きっと、先々帝にとって、先帝の誕生は予想外に過ぎなかった。
彼は国を立て直すため、まだ、子を授かる気はなかったんだろう。
だって、先帝が生まれた時、皇帝になっていたにも関わらず、彼の後宮には貢ぎ物の湖烏姫と、幼い柳皇太后しかいなかったと書いてある。
彼自身に、迎える気がなかったと。
少しずつ、〇〇の妃が入宮したという情報が見えるようになってきたのは、即位から十年近く経ってからだ。
「その歴史書、良いね」
「正確みたいですか?」
「僕の記憶も曖昧だし、何も言えないけど……大体、前宰相から聞いた話ばかりだ。さすが、棟志輝だね」
感心する流雲殿下に見えるよう、翠蓮はとある箇所を指さす。
「あの、どうして、先々帝は先帝を皇太子に冊立したんでしょう?決して、長男が継がなければならないというわけでもなく、異民族の母を持つ先帝の身分は、かなり低かったはずです。

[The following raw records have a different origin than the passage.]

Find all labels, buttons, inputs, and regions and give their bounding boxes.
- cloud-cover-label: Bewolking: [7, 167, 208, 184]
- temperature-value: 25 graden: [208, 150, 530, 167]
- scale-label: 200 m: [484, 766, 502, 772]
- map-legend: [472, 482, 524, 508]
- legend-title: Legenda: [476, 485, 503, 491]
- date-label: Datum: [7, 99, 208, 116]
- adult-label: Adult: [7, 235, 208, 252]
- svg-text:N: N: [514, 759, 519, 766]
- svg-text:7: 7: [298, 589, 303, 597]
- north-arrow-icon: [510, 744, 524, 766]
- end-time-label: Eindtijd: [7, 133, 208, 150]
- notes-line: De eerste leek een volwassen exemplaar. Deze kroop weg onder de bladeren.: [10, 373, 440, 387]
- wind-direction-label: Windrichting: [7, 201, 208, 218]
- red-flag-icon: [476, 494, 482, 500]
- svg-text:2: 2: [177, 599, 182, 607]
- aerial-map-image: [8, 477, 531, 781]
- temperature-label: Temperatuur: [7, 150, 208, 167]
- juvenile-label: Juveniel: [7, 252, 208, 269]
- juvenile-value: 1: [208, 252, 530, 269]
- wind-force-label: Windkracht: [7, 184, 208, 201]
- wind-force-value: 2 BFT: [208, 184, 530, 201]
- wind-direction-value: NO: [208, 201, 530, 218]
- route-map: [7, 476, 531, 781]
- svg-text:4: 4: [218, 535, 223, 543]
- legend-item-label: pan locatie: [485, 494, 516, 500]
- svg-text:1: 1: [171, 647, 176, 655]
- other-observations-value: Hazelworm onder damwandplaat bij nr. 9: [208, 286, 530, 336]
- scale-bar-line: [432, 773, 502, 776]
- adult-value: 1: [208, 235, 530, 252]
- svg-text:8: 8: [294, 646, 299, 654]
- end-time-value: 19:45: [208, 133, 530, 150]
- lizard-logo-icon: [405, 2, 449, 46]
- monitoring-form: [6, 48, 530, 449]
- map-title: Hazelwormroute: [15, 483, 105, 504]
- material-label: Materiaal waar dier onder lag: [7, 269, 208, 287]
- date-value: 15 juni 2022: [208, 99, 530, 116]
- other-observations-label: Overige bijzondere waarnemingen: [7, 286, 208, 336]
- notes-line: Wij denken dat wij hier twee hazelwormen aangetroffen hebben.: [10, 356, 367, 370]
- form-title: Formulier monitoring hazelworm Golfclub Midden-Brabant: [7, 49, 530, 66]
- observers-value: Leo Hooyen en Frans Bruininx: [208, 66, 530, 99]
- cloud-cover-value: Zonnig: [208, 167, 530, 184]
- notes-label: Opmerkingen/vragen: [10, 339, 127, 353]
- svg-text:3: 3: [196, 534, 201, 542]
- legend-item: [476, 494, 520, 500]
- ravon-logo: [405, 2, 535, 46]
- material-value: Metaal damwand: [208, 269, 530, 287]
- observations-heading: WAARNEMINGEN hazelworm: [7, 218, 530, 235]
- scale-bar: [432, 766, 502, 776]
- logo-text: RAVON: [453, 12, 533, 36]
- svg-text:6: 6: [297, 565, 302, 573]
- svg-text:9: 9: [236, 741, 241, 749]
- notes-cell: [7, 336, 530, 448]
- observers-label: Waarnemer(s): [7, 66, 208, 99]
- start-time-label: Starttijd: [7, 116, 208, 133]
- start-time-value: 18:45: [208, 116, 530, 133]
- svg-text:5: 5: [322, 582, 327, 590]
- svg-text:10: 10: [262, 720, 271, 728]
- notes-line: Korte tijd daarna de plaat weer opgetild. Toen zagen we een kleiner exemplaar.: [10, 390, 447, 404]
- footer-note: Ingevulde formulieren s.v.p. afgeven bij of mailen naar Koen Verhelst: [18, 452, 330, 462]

それなら、貴方の方が高いのでは?流雲殿下」
「……先々帝が生きていた時、僕の産みの母は先々帝の中では、産み親はちゃんと記憶されていたからね。僕は会ったこと無かったけど、身体が弱く、臥せっていることを知っているのに、どうして、皇太子の母をさせられると思う?」
問われて、確かに、と思った。
第一皇子を差し置いて、そんなことをすれば……糾弾は全て、そちらへ行く。
ただでさえ、臥せってからも、龍炯帝は気にかけていたと言うし、それは、龍炯帝の心優しい配慮だった。